# Temporary home



## Thecatlinux (Mar 10, 2014)

I have decamped under the stairs whilst building a new kitchen .

a little cramped but still useable .

View attachment 15127


----------



## jeebsy (May 5, 2013)

Lets see more of that Major


----------



## Thecatlinux (Mar 10, 2014)

Is that before or after I take all the kitchen out, drop the ceiling rewire the kitchen and put a new ceiling up due to be plastered next Saturday .

dont know if I should just stick with the plug in wemo or wether I should wire all the sockets in the new coffee area to be Wemo controlled ?? What do you think ?


----------



## Thecatlinux (Mar 10, 2014)

View attachment 15129
?


----------



## Glenn (Jun 14, 2008)

Wire all the sockets in the new coffee area to be Wemo controlled


----------



## Rhys (Dec 21, 2014)

Best get everything wired and plumbed in now (could have a water supply and waste outlet chased up the wall and hidden behind a double socket blanking plate in case you ever upgrade, saves cutting holes in the worktop and would look neater)


----------



## froggystyle (Oct 30, 2013)

I would say if its a reliable system then go for it, problems occur when you put these systems in that are not 100% and you spend half your time fiddling to get right.


----------



## Thecatlinux (Mar 10, 2014)

jeebsy said:


> Lets see more of that Major



View attachment 15131


Here ya go but taken in a hurry


----------



## Thecatlinux (Mar 10, 2014)

froggystyle said:


> I would say if its a reliable system then go for it, problems occur when you put these systems in that are not 100% and you spend half your time fiddling to get right.

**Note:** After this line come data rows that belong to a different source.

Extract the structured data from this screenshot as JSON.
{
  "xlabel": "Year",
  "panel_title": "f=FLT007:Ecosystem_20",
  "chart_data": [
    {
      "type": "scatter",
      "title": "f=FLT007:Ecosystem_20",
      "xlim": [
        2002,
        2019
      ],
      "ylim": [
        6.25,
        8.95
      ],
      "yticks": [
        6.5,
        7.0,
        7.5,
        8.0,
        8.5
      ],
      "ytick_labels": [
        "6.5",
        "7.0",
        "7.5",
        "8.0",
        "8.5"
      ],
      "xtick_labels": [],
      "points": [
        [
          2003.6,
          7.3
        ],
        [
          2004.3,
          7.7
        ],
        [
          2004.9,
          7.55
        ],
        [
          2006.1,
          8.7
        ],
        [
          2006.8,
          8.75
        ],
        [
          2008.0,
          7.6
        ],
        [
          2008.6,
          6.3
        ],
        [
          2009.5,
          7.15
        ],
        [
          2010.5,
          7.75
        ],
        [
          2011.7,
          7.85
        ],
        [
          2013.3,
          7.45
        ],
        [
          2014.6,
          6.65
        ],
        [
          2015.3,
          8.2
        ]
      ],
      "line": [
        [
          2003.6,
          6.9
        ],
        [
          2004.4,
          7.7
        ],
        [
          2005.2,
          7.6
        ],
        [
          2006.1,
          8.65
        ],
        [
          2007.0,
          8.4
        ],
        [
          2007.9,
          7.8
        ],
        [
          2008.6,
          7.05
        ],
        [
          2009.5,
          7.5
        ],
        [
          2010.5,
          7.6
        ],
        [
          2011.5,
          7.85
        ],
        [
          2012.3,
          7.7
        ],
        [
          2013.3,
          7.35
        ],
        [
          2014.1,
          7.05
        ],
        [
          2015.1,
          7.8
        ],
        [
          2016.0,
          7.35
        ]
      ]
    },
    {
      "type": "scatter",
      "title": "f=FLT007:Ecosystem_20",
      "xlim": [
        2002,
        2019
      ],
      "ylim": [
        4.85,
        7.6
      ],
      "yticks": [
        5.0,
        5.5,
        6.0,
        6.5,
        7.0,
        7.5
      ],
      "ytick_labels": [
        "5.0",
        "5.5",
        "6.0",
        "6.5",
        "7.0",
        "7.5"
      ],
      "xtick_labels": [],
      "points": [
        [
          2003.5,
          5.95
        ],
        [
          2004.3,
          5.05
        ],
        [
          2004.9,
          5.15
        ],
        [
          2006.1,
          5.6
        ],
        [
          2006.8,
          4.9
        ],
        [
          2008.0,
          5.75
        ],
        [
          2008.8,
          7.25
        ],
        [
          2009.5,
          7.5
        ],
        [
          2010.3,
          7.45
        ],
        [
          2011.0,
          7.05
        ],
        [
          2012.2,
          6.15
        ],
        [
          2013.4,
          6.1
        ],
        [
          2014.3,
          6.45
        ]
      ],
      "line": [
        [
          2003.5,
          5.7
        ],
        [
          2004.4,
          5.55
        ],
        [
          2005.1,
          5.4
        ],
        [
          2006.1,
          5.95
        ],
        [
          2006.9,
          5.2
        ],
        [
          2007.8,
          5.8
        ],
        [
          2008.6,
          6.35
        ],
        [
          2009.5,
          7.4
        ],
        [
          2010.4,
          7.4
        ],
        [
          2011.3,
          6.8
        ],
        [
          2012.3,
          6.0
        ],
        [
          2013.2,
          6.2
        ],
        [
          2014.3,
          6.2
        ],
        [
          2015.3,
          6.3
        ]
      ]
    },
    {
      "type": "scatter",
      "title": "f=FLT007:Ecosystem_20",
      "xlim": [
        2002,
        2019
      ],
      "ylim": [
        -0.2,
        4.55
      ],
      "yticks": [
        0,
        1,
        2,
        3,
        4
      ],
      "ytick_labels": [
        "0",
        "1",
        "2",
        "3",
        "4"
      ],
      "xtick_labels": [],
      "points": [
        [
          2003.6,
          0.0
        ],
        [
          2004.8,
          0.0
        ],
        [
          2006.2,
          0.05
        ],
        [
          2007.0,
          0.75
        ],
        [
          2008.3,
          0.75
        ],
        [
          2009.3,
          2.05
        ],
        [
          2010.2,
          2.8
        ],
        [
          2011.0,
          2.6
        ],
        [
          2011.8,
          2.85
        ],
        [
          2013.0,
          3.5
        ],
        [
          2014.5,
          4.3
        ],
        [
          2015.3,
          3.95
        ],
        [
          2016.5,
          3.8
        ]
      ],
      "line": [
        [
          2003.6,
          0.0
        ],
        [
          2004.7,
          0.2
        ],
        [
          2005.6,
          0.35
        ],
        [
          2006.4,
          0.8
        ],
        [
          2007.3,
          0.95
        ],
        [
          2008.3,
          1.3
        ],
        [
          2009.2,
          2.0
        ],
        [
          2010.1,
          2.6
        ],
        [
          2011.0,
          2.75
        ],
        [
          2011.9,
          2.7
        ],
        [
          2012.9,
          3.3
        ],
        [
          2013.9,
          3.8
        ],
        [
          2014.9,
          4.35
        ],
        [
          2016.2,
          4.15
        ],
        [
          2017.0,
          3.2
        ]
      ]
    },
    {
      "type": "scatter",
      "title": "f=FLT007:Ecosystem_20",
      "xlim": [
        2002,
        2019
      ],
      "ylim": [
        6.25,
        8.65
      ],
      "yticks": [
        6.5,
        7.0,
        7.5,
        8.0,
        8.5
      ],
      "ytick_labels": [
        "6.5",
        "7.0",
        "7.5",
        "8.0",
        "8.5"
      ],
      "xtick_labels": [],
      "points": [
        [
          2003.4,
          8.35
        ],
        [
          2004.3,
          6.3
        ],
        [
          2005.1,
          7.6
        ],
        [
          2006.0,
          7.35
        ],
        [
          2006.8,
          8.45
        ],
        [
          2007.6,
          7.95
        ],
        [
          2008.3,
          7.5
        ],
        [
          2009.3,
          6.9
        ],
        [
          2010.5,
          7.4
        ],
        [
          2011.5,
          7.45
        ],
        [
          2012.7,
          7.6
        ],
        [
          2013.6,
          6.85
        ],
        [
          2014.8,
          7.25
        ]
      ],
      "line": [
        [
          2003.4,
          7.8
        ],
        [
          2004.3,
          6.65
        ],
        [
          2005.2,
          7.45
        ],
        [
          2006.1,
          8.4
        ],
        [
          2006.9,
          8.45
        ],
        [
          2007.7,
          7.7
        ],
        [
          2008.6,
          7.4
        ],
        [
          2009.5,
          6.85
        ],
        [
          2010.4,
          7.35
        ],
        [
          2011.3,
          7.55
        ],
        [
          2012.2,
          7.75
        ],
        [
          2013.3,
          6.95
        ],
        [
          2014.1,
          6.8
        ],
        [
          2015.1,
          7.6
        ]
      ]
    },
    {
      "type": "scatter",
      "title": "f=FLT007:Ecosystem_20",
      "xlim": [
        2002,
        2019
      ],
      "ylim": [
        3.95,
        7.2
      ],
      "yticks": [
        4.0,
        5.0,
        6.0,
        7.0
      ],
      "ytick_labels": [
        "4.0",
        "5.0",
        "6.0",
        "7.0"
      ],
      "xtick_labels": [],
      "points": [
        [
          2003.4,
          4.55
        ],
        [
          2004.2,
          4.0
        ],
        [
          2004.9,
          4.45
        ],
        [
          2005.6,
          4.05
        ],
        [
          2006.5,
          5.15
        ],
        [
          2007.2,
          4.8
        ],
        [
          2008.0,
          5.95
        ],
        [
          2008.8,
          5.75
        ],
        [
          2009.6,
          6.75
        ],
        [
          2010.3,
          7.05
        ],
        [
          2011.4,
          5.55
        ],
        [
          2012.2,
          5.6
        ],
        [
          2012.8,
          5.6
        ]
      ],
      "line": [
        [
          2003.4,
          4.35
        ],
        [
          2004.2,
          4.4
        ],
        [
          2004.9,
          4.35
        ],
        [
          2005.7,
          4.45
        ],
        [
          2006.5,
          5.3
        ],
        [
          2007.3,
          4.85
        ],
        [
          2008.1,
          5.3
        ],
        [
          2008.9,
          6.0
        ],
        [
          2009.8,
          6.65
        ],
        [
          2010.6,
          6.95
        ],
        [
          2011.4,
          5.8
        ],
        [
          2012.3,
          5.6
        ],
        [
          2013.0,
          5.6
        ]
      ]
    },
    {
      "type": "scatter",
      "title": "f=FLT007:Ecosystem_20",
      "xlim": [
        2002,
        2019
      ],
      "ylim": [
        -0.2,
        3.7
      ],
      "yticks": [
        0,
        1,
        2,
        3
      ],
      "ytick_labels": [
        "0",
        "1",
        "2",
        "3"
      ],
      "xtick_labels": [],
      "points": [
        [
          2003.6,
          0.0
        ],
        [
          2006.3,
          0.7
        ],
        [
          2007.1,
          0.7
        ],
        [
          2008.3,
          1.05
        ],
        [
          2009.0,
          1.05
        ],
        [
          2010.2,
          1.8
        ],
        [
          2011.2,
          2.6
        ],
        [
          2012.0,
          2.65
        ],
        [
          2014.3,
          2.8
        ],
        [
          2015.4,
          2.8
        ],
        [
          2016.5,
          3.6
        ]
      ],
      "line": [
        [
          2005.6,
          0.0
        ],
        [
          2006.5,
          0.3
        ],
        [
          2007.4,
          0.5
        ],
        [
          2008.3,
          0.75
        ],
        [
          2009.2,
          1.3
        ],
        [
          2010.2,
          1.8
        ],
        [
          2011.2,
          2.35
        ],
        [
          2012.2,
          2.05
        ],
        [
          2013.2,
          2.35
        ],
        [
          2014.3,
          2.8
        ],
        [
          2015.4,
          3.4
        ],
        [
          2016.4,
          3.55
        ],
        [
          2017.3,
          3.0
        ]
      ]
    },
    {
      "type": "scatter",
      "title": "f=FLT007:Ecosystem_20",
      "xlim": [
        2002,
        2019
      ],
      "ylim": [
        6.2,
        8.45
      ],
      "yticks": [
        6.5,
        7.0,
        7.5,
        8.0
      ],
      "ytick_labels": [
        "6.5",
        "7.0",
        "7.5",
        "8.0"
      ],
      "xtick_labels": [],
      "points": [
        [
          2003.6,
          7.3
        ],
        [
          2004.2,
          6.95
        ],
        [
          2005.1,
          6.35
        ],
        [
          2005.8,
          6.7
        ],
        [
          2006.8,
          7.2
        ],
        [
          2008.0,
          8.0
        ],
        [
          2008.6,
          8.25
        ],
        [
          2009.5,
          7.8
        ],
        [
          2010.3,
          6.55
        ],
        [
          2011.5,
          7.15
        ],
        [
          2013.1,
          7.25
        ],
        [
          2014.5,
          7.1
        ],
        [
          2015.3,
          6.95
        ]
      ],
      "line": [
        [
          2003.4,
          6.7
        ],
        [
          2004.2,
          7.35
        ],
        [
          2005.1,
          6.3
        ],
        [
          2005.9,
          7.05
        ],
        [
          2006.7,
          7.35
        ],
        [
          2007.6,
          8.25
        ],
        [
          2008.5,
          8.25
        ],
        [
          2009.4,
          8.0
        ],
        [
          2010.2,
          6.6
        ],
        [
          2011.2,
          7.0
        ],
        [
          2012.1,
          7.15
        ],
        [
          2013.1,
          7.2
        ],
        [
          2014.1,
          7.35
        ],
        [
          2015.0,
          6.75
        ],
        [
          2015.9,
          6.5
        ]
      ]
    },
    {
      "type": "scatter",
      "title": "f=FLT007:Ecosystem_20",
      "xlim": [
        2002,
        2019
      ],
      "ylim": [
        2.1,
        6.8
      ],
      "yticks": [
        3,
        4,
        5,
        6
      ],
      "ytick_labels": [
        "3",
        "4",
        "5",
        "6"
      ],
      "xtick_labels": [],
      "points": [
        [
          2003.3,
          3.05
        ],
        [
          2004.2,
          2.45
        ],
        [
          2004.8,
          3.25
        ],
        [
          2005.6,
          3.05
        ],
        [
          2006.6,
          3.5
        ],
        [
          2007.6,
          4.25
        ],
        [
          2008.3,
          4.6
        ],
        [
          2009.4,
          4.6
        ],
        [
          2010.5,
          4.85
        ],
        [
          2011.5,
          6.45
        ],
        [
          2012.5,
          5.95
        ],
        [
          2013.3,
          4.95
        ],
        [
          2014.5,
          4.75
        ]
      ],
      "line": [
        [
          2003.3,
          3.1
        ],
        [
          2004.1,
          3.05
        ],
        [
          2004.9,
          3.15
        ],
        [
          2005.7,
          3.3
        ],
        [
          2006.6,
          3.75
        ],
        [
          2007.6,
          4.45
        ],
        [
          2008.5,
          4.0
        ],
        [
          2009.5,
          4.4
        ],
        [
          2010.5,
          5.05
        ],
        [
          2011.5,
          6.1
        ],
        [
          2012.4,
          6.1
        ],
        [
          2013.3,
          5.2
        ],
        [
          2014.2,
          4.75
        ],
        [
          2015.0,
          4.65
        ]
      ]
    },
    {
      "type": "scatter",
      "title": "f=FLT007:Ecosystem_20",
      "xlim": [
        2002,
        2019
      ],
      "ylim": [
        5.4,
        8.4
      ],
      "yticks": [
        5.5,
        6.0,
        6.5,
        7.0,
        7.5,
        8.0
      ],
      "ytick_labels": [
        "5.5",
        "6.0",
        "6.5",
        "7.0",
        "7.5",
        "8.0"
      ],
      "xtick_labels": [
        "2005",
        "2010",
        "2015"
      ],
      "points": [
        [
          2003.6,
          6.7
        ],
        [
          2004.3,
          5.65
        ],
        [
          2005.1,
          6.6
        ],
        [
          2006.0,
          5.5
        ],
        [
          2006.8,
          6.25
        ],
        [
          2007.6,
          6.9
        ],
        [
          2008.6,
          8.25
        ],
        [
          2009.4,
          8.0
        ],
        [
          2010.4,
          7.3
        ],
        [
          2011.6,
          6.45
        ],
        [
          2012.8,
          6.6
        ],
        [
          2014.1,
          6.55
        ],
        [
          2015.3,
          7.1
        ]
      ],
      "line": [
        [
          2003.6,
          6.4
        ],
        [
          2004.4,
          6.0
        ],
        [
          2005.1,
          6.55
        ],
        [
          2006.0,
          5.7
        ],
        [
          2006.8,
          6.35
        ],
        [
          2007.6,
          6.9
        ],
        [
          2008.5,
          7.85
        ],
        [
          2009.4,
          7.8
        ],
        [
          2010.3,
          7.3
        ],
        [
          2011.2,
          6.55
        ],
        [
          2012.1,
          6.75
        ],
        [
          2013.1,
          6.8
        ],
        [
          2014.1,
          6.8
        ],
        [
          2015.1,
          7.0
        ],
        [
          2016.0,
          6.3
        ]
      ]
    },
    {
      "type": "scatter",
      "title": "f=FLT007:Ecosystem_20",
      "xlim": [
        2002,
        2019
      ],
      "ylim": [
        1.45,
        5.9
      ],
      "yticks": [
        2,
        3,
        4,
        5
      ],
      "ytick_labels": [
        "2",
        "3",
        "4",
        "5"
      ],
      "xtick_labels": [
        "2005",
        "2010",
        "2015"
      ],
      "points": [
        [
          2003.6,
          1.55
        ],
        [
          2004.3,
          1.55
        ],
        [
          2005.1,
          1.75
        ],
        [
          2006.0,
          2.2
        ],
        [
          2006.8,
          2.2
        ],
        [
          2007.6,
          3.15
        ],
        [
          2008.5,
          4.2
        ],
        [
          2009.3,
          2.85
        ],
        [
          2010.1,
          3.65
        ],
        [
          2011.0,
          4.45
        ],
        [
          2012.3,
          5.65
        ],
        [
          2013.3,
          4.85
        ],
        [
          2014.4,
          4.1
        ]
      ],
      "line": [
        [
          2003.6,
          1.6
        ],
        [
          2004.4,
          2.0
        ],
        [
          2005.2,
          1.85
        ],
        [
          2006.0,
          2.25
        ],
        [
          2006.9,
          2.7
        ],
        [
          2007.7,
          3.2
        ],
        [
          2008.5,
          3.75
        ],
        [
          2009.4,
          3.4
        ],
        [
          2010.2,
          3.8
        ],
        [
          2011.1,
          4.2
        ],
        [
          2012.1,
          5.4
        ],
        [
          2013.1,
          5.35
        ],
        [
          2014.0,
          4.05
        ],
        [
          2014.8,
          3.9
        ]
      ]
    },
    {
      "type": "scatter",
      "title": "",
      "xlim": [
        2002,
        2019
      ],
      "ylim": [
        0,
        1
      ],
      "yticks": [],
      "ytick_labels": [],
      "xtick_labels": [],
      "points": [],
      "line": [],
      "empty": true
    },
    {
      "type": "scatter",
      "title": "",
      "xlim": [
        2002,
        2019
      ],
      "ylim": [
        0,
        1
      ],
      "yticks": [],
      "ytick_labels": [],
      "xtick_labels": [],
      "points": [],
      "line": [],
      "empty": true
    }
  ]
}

i have found the plug in wemo to be very reliable , but take heed of what you say and I'm already on it I will wire an override with a switch adjacent to the sockets so that if there are any issues its just a flick of a switch.

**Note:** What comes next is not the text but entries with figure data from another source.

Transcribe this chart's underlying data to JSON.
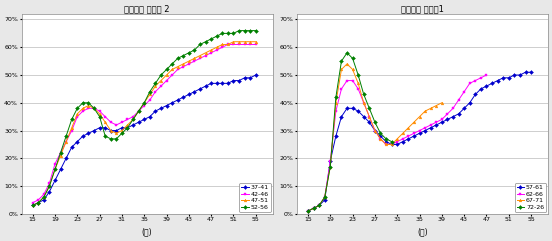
{
  "chart1_title": "코호트별 고용율 2",
  "chart2_title": "코호트별 고용윕1",
  "xlabel": "(세)",
  "xticks": [
    15,
    19,
    23,
    27,
    31,
    35,
    39,
    43,
    47,
    51,
    55
  ],
  "yticks": [
    0,
    10,
    20,
    30,
    40,
    50,
    60,
    70
  ],
  "chart1_legend": [
    "37-41",
    "42-46",
    "47-51",
    "52-56"
  ],
  "chart2_legend": [
    "57-61",
    "62-66",
    "67-71",
    "72-26"
  ],
  "chart1_colors": [
    "#0000CC",
    "#FF00FF",
    "#FF8C00",
    "#008000"
  ],
  "chart2_colors": [
    "#0000CC",
    "#FF00FF",
    "#FF8C00",
    "#008000"
  ],
  "bg_color": "#e8e8e8",
  "chart1_data": {
    "37-41": {
      "x": [
        15,
        16,
        17,
        18,
        19,
        20,
        21,
        22,
        23,
        24,
        25,
        26,
        27,
        28,
        29,
        30,
        31,
        32,
        33,
        34,
        35,
        36,
        37,
        38,
        39,
        40,
        41,
        42,
        43,
        44,
        45,
        46,
        47,
        48,
        49,
        50,
        51,
        52,
        53,
        54,
        55
      ],
      "y": [
        3,
        4,
        5,
        8,
        12,
        16,
        20,
        24,
        26,
        28,
        29,
        30,
        31,
        31,
        30,
        30,
        31,
        31,
        32,
        33,
        34,
        35,
        37,
        38,
        39,
        40,
        41,
        42,
        43,
        44,
        45,
        46,
        47,
        47,
        47,
        47,
        48,
        48,
        49,
        49,
        50
      ]
    },
    "42-46": {
      "x": [
        15,
        16,
        17,
        18,
        19,
        20,
        21,
        22,
        23,
        24,
        25,
        26,
        27,
        28,
        29,
        30,
        31,
        32,
        33,
        34,
        35,
        36,
        37,
        38,
        39,
        40,
        41,
        42,
        43,
        44,
        45,
        46,
        47,
        48,
        49,
        50,
        51,
        52,
        53,
        54,
        55
      ],
      "y": [
        4,
        5,
        7,
        11,
        18,
        22,
        26,
        30,
        35,
        37,
        38,
        38,
        37,
        35,
        33,
        32,
        33,
        34,
        35,
        37,
        39,
        41,
        44,
        46,
        48,
        50,
        52,
        53,
        54,
        55,
        56,
        57,
        58,
        59,
        60,
        61,
        61,
        61,
        61,
        61,
        61
      ]
    },
    "47-51": {
      "x": [
        15,
        16,
        17,
        18,
        19,
        20,
        21,
        22,
        23,
        24,
        25,
        26,
        27,
        28,
        29,
        30,
        31,
        32,
        33,
        34,
        35,
        36,
        37,
        38,
        39,
        40,
        41,
        42,
        43,
        44,
        45,
        46,
        47,
        48,
        49,
        50,
        51,
        52,
        53,
        54,
        55
      ],
      "y": [
        3,
        4,
        6,
        10,
        16,
        21,
        26,
        31,
        36,
        38,
        39,
        38,
        36,
        33,
        30,
        29,
        30,
        32,
        34,
        37,
        40,
        43,
        46,
        48,
        50,
        52,
        53,
        54,
        55,
        56,
        57,
        58,
        59,
        60,
        61,
        61,
        62,
        62,
        62,
        62,
        62
      ]
    },
    "52-56": {
      "x": [
        15,
        16,
        17,
        18,
        19,
        20,
        21,
        22,
        23,
        24,
        25,
        26,
        27,
        28,
        29,
        30,
        31,
        32,
        33,
        34,
        35,
        36,
        37,
        38,
        39,
        40,
        41,
        42,
        43,
        44,
        45,
        46,
        47,
        48,
        49,
        50,
        51,
        52,
        53,
        54,
        55
      ],
      "y": [
        3,
        4,
        6,
        10,
        16,
        22,
        28,
        34,
        38,
        40,
        40,
        38,
        35,
        28,
        27,
        27,
        29,
        31,
        34,
        37,
        40,
        44,
        47,
        50,
        52,
        54,
        56,
        57,
        58,
        59,
        61,
        62,
        63,
        64,
        65,
        65,
        65,
        66,
        66,
        66,
        66
      ]
    }
  },
  "chart2_data": {
    "57-61": {
      "x": [
        15,
        16,
        17,
        18,
        19,
        20,
        21,
        22,
        23,
        24,
        25,
        26,
        27,
        28,
        29,
        30,
        31,
        32,
        33,
        34,
        35,
        36,
        37,
        38,
        39,
        40,
        41,
        42,
        43,
        44,
        45,
        46,
        47,
        48,
        49,
        50,
        51,
        52,
        53,
        54,
        55
      ],
      "y": [
        1,
        2,
        3,
        5,
        19,
        28,
        35,
        38,
        38,
        37,
        35,
        33,
        30,
        28,
        26,
        25,
        25,
        26,
        27,
        28,
        29,
        30,
        31,
        32,
        33,
        34,
        35,
        36,
        38,
        40,
        43,
        45,
        46,
        47,
        48,
        49,
        49,
        50,
        50,
        51,
        51
      ]
    },
    "62-66": {
      "x": [
        15,
        16,
        17,
        18,
        19,
        20,
        21,
        22,
        23,
        24,
        25,
        26,
        27,
        28,
        29,
        30,
        31,
        32,
        33,
        34,
        35,
        36,
        37,
        38,
        39,
        40,
        41,
        42,
        43,
        44,
        45,
        46,
        47
      ],
      "y": [
        1,
        2,
        3,
        6,
        19,
        37,
        45,
        48,
        48,
        45,
        40,
        35,
        30,
        27,
        25,
        25,
        26,
        27,
        28,
        29,
        30,
        31,
        32,
        33,
        34,
        36,
        38,
        41,
        44,
        47,
        48,
        49,
        50
      ]
    },
    "67-71": {
      "x": [
        15,
        16,
        17,
        18,
        19,
        20,
        21,
        22,
        23,
        24,
        25,
        26,
        27,
        28,
        29,
        30,
        31,
        32,
        33,
        34,
        35,
        36,
        37,
        38,
        39
      ],
      "y": [
        1,
        2,
        3,
        6,
        17,
        40,
        52,
        54,
        52,
        47,
        40,
        35,
        30,
        27,
        25,
        25,
        27,
        29,
        31,
        33,
        35,
        37,
        38,
        39,
        40
      ]
    },
    "72-26": {
      "x": [
        15,
        16,
        17,
        18,
        19,
        20,
        21,
        22,
        23,
        24,
        25,
        26,
        27,
        28,
        29,
        30
      ],
      "y": [
        1,
        2,
        3,
        6,
        17,
        42,
        55,
        58,
        56,
        50,
        43,
        38,
        33,
        29,
        27,
        26
      ]
    }
  }
}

If I get time I will photo things as I go and post it up .


----------



## Thecatlinux (Mar 10, 2014)

Rhys said:


> Best get everything wired and plumbed in now (could have a water supply and waste outlet chased up the wall and hidden behind a double socket blanking plate in case you ever upgrade, saves cutting holes in the worktop and would look neater)


 I had considered drain and water supply and originally was going to do all this , but things have changed and frankly I can't see me plumbing in the L1 and as for upgrading, from what I have discovered in the last month of ownership that just is not going to happen, grinders maybe ;-) L1 is a keeper.


----------



## risky (May 11, 2015)

How did you get that finish on the major?


----------



## Thecatlinux (Mar 10, 2014)

risky said:


> How did you get that finish on the major?


I got Patrick to do it !

http://coffeeforums.co.uk/showthread.php?19700-Mazzer-Major-Auberins-Timer-Project


----------